Là se trouvait le bâtiment que surmontait le beffroi. Contre la porte était appuyé un petit homme enveloppé dans un manteau de soldat et coiffé d’un casque grec. En voyant Svidrigaïloff s’approcher, il lui jeta du coin de l’œil un regard maussade. Sa physionomie avait cette expression de tristesse hargneuse qui est la marque séculaire des visages israélites. Pendant quelque temps, tous deux s’examinèrent en silence. À la fin, il parut étrange au factionnaire qu’un individu qui n’était pas ivre s’arrêtât ainsi à trois pas de lui et le fixât sans dire un seul mot.

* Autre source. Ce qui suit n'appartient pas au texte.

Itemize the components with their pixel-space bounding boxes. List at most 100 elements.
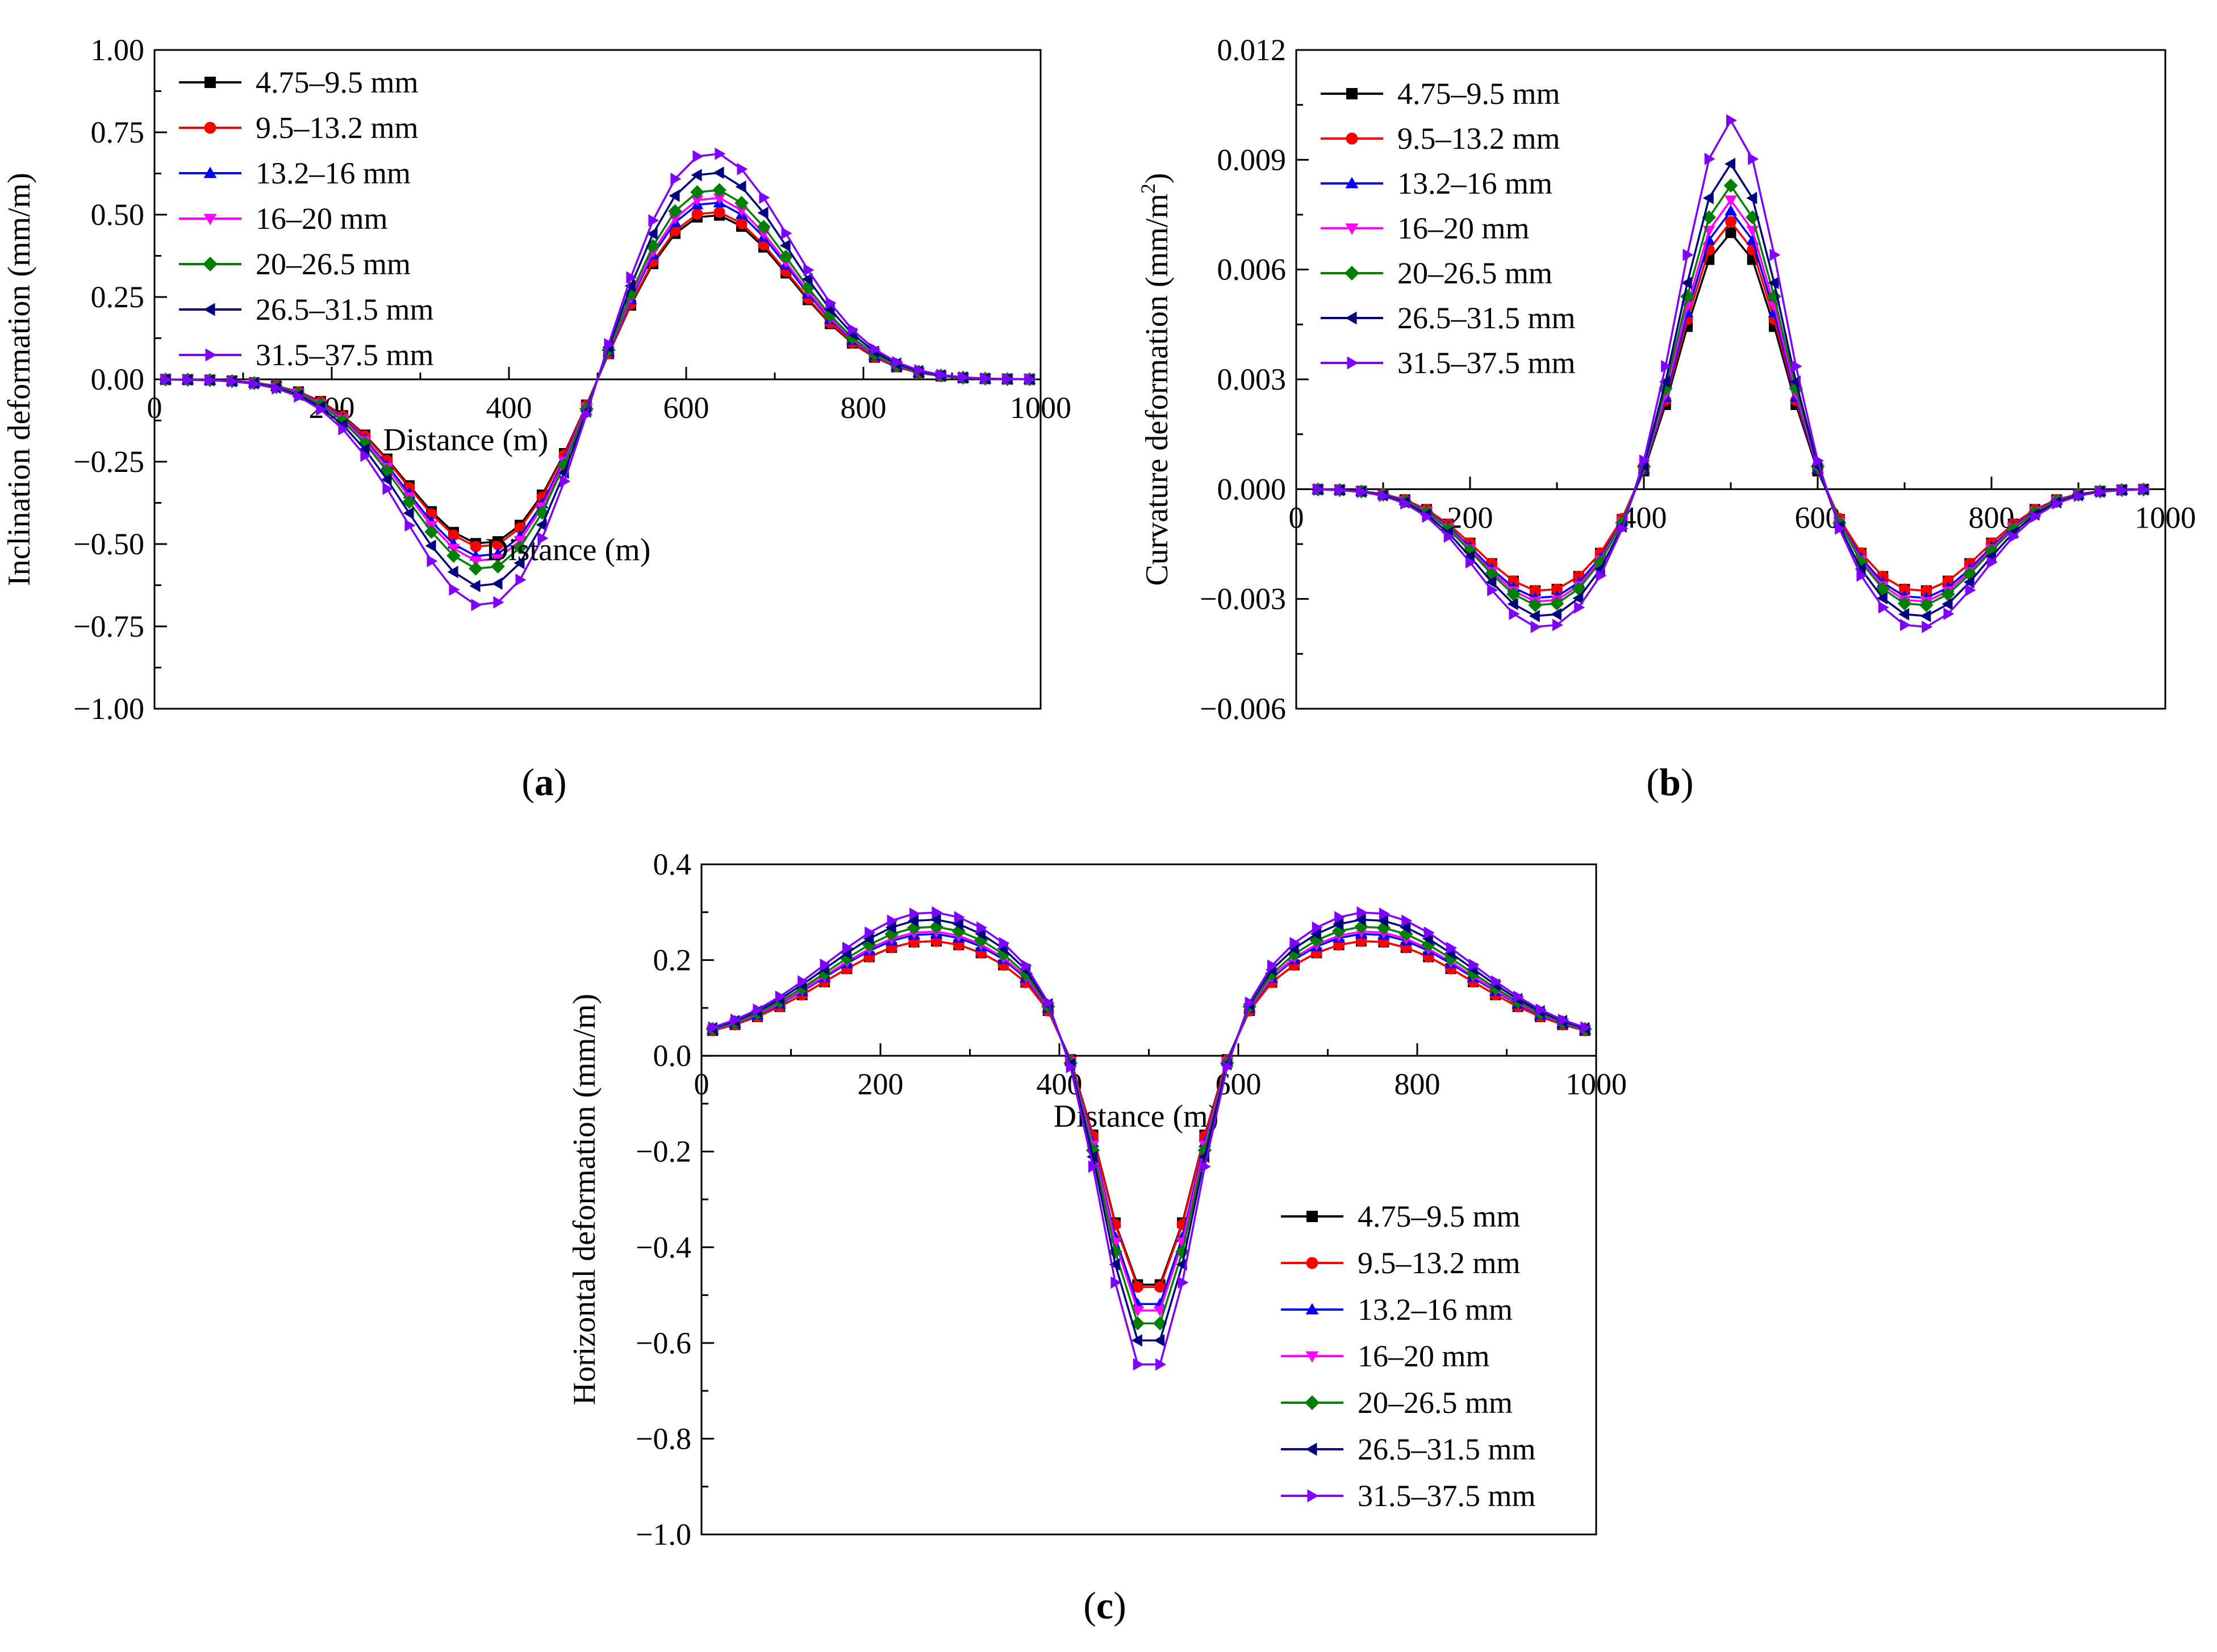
data-point — [491, 559, 505, 574]
legend-marker — [1345, 223, 1359, 235]
data-point — [469, 561, 483, 576]
data-point — [2139, 483, 2150, 496]
panel-b: −0.006 −0.003 0.000 0.003 0.006 0.009 0.012 0 20… — [486, 33, 2196, 804]
data-point — [1422, 932, 1433, 945]
data-point — [1530, 620, 1542, 633]
data-point — [735, 180, 746, 193]
data-point — [493, 596, 504, 609]
y-tick-label: −0.003 — [1200, 582, 1286, 616]
data-point — [801, 280, 815, 295]
data-point — [425, 539, 436, 553]
data-point — [708, 1021, 719, 1034]
data-point — [932, 906, 943, 919]
data-point — [471, 599, 482, 612]
series-line — [712, 911, 1585, 1366]
x-tick-label: 1000 — [2135, 500, 2196, 534]
data-point — [781, 227, 792, 240]
data-point — [1087, 1151, 1098, 1163]
data-point — [1528, 598, 1543, 612]
legend-label: 20–26.5 mm — [256, 247, 411, 281]
data-point — [492, 539, 504, 551]
y-tick-label: 0.0 — [653, 1039, 692, 1073]
data-point — [1132, 1281, 1143, 1293]
data-point — [1018, 967, 1033, 981]
data-point — [715, 147, 726, 160]
y-tick-label: 0.012 — [1217, 33, 1287, 67]
y-tick-label: −0.8 — [636, 1421, 691, 1456]
data-point — [648, 214, 659, 227]
data-point — [1377, 914, 1389, 927]
data-point — [1617, 522, 1629, 535]
data-point — [1813, 454, 1824, 467]
data-point — [624, 287, 638, 301]
data-point — [1550, 596, 1564, 611]
caption-letter: c — [1096, 1584, 1113, 1627]
data-point — [1661, 360, 1672, 373]
data-point — [737, 162, 748, 175]
data-point — [403, 507, 414, 520]
data-point — [227, 375, 239, 388]
data-point — [381, 473, 392, 486]
data-point — [1876, 592, 1888, 605]
data-point — [980, 372, 992, 385]
x-tick-label: 1000 — [1565, 1067, 1627, 1101]
data-point — [1558, 1013, 1569, 1026]
data-point — [914, 364, 925, 377]
data-point — [1725, 204, 1737, 216]
data-point — [1287, 947, 1301, 961]
y-tick-label: −1.0 — [636, 1517, 691, 1551]
data-point — [404, 519, 416, 532]
data-point — [1922, 620, 1933, 633]
legend-label: 13.2–16 mm — [1358, 1293, 1513, 1327]
data-point — [1920, 585, 1932, 597]
data-point — [1513, 990, 1525, 1003]
data-point — [1400, 921, 1411, 934]
data-point — [1088, 1160, 1099, 1173]
data-point — [515, 574, 527, 586]
data-point — [842, 942, 853, 955]
x-axis-label: Distance (m) — [383, 423, 549, 458]
data-point — [1702, 191, 1714, 204]
data-point — [862, 938, 876, 952]
data-point — [713, 193, 726, 204]
data-point — [847, 323, 859, 336]
data-point — [1109, 1258, 1120, 1271]
series-7 — [708, 906, 1592, 1371]
data-point — [954, 911, 965, 924]
legend-marker — [1346, 132, 1358, 145]
data-point — [668, 204, 682, 219]
y-axis-label-main: Curvature deformation (mm/m — [1139, 194, 1175, 585]
data-point — [692, 150, 704, 163]
data-point — [691, 169, 702, 182]
y-tick-label: −0.25 — [73, 445, 144, 479]
data-point — [1356, 486, 1368, 499]
legend-marker — [1305, 1442, 1317, 1456]
data-point — [1154, 1306, 1167, 1317]
data-point — [336, 414, 350, 428]
data-point — [582, 408, 593, 421]
data-point — [1965, 584, 1976, 597]
legend-label: 26.5–31.5 mm — [1397, 301, 1576, 335]
data-point — [604, 338, 615, 351]
data-point — [1507, 597, 1518, 610]
legend-label: 9.5–13.2 mm — [256, 111, 419, 145]
data-point — [1897, 596, 1912, 611]
data-point — [1131, 1306, 1144, 1317]
data-point — [1466, 966, 1480, 981]
data-point — [999, 936, 1010, 950]
data-point — [469, 556, 482, 567]
data-point — [1465, 556, 1476, 569]
y-tick-label: 0.75 — [91, 115, 145, 149]
data-point — [1130, 1316, 1145, 1331]
data-point — [382, 482, 394, 495]
legend-marker — [1345, 311, 1357, 325]
data-point — [1485, 576, 1497, 589]
data-point — [1066, 1060, 1077, 1073]
data-point — [1984, 543, 1999, 558]
panel-caption: (b) — [1646, 760, 1693, 804]
y-tick-label: −0.75 — [73, 609, 144, 643]
y-axis-label-superscript: 2 — [1137, 183, 1159, 194]
data-point — [1725, 157, 1736, 170]
data-point — [1422, 510, 1433, 523]
data-point — [1878, 601, 1889, 614]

— Qu’est-ce que vous voulez ? demanda-t-il, toujours adossé contre la porte.

— Mais rien, mon ami, bonjour ! répondit Svidrigaïloff.

— Passez votre chemin.

— Mon ami, je vais à l’étranger.

— Comment, à l’étranger ?

— En Amérique.

— En Amérique ?

Svidrigaïloff prit le revolver dans sa poche et l’arma. Le soldat releva les sourcils.

— Dites donc, ce ne sont pas des plaisanteries à faire ici !

— Pourquoi pas ?

— Parce que ce n’est pas le lieu.

— N’importe, mon ami, la place est bonne tout de même ; si l’on t’interroge, tu répondras que je suis parti pour l’Amérique.

Il appuya le canon de son revolver contre sa tempe droite.